I am trying to parse the following string and return all digits after the last square bracket:
C9: Title of object (foo, bar) [ch1, CH12,c03,4]
So the result should be:
1,12,03,4
The string and digits will change. The important thing is to get the digits after the '[' regardless of what character (if any) precede it.
(I need this in python so no atomic groups either!)
I have tried everything I can think of including:
\[.*?(\d) = matches '1' only
\[.*(\d) = matches '4' only
\[*?(\d) = matches include '9' from the beginning
etc
Any help is greatly appreciated!
EDIT:
I also need to do this without using str.split() too.
You can rather find all digits in the substring after the last [
bracket:
>>> s = 'C9: Title of object (fo[ 123o, bar) [ch1, CH12,c03,4]'
>>> # Get substring after the last '['.
>>> target_string = s.rsplit('[', 1)[1]
>>>
>>> re.findall(r'\d+', target_string)
['1', '12', '03', '4']
If you can't use split, then this one would work with look-ahead assertion:
>>> s = 'C9: Title of object (fo[ 123o, bar) [ch1, CH12,c03,4]'
>>> re.findall(r'\d+(?=[^[]+$)', s)
['1', '12', '03', '4']
This finds all digits, which are followed by only non-[
characters till the end.
It may help to use the non-greedy ?
. For example:
\[.*?(\d*?),.*?(\d*?),.*?(\d*?),.*?(\d*?)\]
And, here's how it works (from https://regex101.com/r/jP7hM3/1):
"\[.*?(\d*?),.*?(\d*?),.*?(\d*?),.*?(\d*?)\]"
\[ matches the character [ literally
.*? matches any character (except newline)
Quantifier: *? Between zero and unlimited times, as few times as possible, expanding as needed [lazy]
1st Capturing group (\d*?)
\d*? match a digit [0-9]
Quantifier: *? Between zero and unlimited times, as few times as possible, expanding as needed [lazy]
, matches the character , literally
.*? matches any character (except newline)

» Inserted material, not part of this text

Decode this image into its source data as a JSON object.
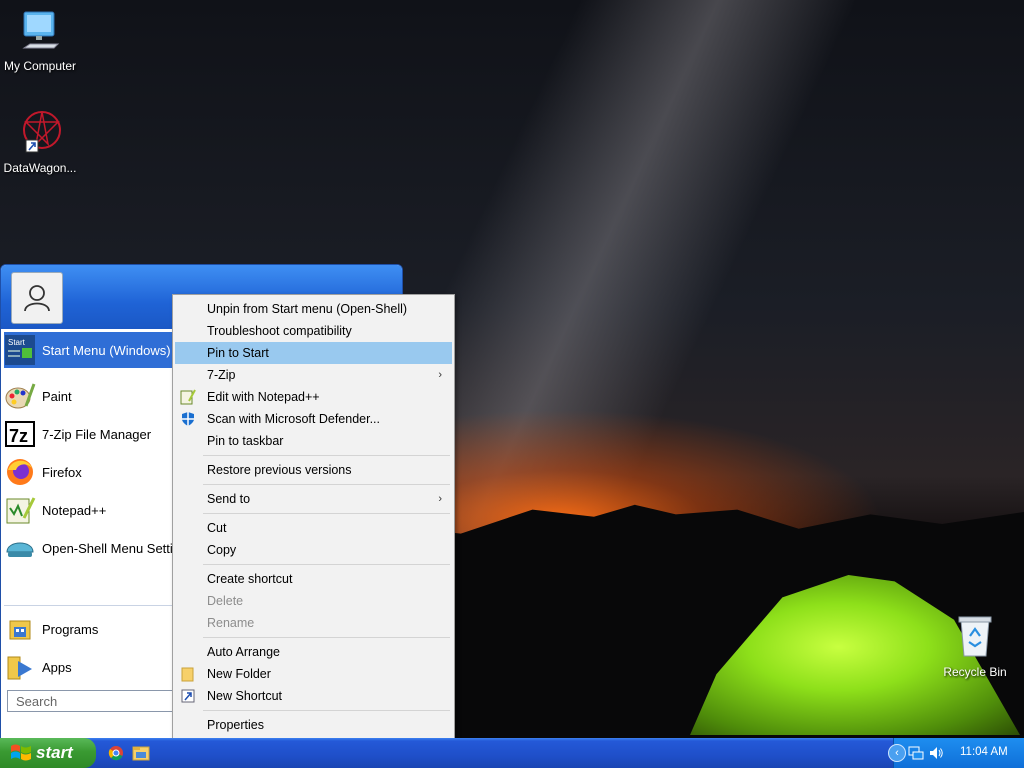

Quantifier: *? Between zero and unlimited times, as few times as possible, expanding as needed [lazy]
2nd Capturing group (\d*?)
\d*? match a digit [0-9]
Quantifier: *? Between zero and unlimited times, as few times as possible, expanding as needed [lazy]

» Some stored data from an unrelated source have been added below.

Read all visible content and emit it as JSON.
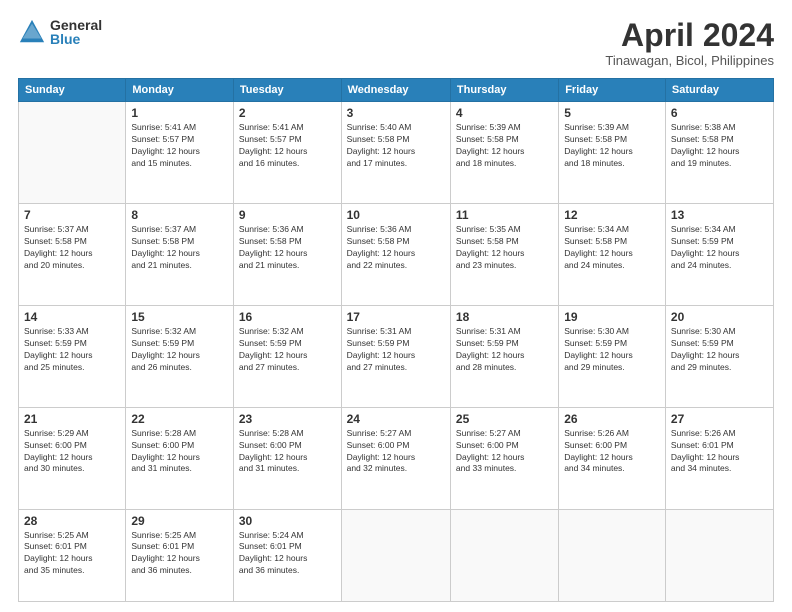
{
  "logo": {
    "general": "General",
    "blue": "Blue"
  },
  "title": "April 2024",
  "location": "Tinawagan, Bicol, Philippines",
  "days_of_week": [
    "Sunday",
    "Monday",
    "Tuesday",
    "Wednesday",
    "Thursday",
    "Friday",
    "Saturday"
  ],
  "weeks": [
    [
      {
        "day": "",
        "info": ""
      },
      {
        "day": "1",
        "info": "Sunrise: 5:41 AM\nSunset: 5:57 PM\nDaylight: 12 hours\nand 15 minutes."
      },
      {
        "day": "2",
        "info": "Sunrise: 5:41 AM\nSunset: 5:57 PM\nDaylight: 12 hours\nand 16 minutes."
      },
      {
        "day": "3",
        "info": "Sunrise: 5:40 AM\nSunset: 5:58 PM\nDaylight: 12 hours\nand 17 minutes."
      },
      {
        "day": "4",
        "info": "Sunrise: 5:39 AM\nSunset: 5:58 PM\nDaylight: 12 hours\nand 18 minutes."
      },
      {
        "day": "5",
        "info": "Sunrise: 5:39 AM\nSunset: 5:58 PM\nDaylight: 12 hours\nand 18 minutes."
      },
      {
        "day": "6",
        "info": "Sunrise: 5:38 AM\nSunset: 5:58 PM\nDaylight: 12 hours\nand 19 minutes."
      }
    ],
    [
      {
        "day": "7",
        "info": "Sunrise: 5:37 AM\nSunset: 5:58 PM\nDaylight: 12 hours\nand 20 minutes."
      },
      {
        "day": "8",
        "info": "Sunrise: 5:37 AM\nSunset: 5:58 PM\nDaylight: 12 hours\nand 21 minutes."
      },
      {
        "day": "9",
        "info": "Sunrise: 5:36 AM\nSunset: 5:58 PM\nDaylight: 12 hours\nand 21 minutes."
      },
      {
        "day": "10",
        "info": "Sunrise: 5:36 AM\nSunset: 5:58 PM\nDaylight: 12 hours\nand 22 minutes."
      },
      {
        "day": "11",
        "info": "Sunrise: 5:35 AM\nSunset: 5:58 PM\nDaylight: 12 hours\nand 23 minutes."
      },
      {
        "day": "12",
        "info": "Sunrise: 5:34 AM\nSunset: 5:58 PM\nDaylight: 12 hours\nand 24 minutes."
      },
      {
        "day": "13",
        "info": "Sunrise: 5:34 AM\nSunset: 5:59 PM\nDaylight: 12 hours\nand 24 minutes."
      }
    ],
    [
      {
        "day": "14",
        "info": "Sunrise: 5:33 AM\nSunset: 5:59 PM\nDaylight: 12 hours\nand 25 minutes."
      },
      {
        "day": "15",
        "info": "Sunrise: 5:32 AM\nSunset: 5:59 PM\nDaylight: 12 hours\nand 26 minutes."
      },
      {
        "day": "16",
        "info": "Sunrise: 5:32 AM\nSunset: 5:59 PM\nDaylight: 12 hours\nand 27 minutes."
      },
      {
        "day": "17",
        "info": "Sunrise: 5:31 AM\nSunset: 5:59 PM\nDaylight: 12 hours\nand 27 minutes."
      },
      {
        "day": "18",
        "info": "Sunrise: 5:31 AM\nSunset: 5:59 PM\nDaylight: 12 hours\nand 28 minutes."
      },
      {
        "day": "19",
        "info": "Sunrise: 5:30 AM\nSunset: 5:59 PM\nDaylight: 12 hours\nand 29 minutes."
      },
      {
        "day": "20",
        "info": "Sunrise: 5:30 AM\nSunset: 5:59 PM\nDaylight: 12 hours\nand 29 minutes."
      }
    ],
    [
      {
        "day": "21",
        "info": "Sunrise: 5:29 AM\nSunset: 6:00 PM\nDaylight: 12 hours\nand 30 minutes."
      },
      {
        "day": "22",
        "info": "Sunrise: 5:28 AM\nSunset: 6:00 PM\nDaylight: 12 hours\nand 31 minutes."
      },
      {
        "day": "23",
        "info": "Sunrise: 5:28 AM\nSunset: 6:00 PM\nDaylight: 12 hours\nand 31 minutes."
      },
      {
        "day": "24",
        "info": "Sunrise: 5:27 AM\nSunset: 6:00 PM\nDaylight: 12 hours\nand 32 minutes."
      },
      {
        "day": "25",
        "info": "Sunrise: 5:27 AM\nSunset: 6:00 PM\nDaylight: 12 hours\nand 33 minutes."
      },
      {
        "day": "26",
        "info": "Sunrise: 5:26 AM\nSunset: 6:00 PM\nDaylight: 12 hours\nand 34 minutes."
      },
      {
        "day": "27",
        "info": "Sunrise: 5:26 AM\nSunset: 6:01 PM\nDaylight: 12 hours\nand 34 minutes."
      }
    ],
    [
      {
        "day": "28",
        "info": "Sunrise: 5:25 AM\nSunset: 6:01 PM\nDaylight: 12 hours\nand 35 minutes."
      },
      {
        "day": "29",
        "info": "Sunrise: 5:25 AM\nSunset: 6:01 PM\nDaylight: 12 hours\nand 36 minutes."
      },
      {
        "day": "30",
        "info": "Sunrise: 5:24 AM\nSunset: 6:01 PM\nDaylight: 12 hours\nand 36 minutes."
      },
      {
        "day": "",
        "info": ""
      },
      {
        "day": "",
        "info": ""
      },
      {
        "day": "",
        "info": ""
      },
      {
        "day": "",
        "info": ""
      }
    ]
  ]
}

, matches the character , literally
.*? matches any character (except newline)
Quantifier: *? Between zero and unlimited times, as few times as possible, expanding as needed [lazy]
3rd Capturing group (\d*?)
\d*? match a digit [0-9]
Quantifier: *? Between zero and unlimited times, as few times as possible, expanding as needed [lazy]
, matches the character , literally
.*? matches any character (except newline)
Quantifier: *? Between zero and unlimited times, as few times as possible, expanding as needed [lazy]
4th Capturing group (\d*?)
\d*? match a digit [0-9]
Quantifier: *? Between zero and unlimited times, as few times as possible, expanding as needed [lazy]
\] matches the character ] literally
Although - I have to agree with others... This is a regex solution, but its not a very pythonic solution.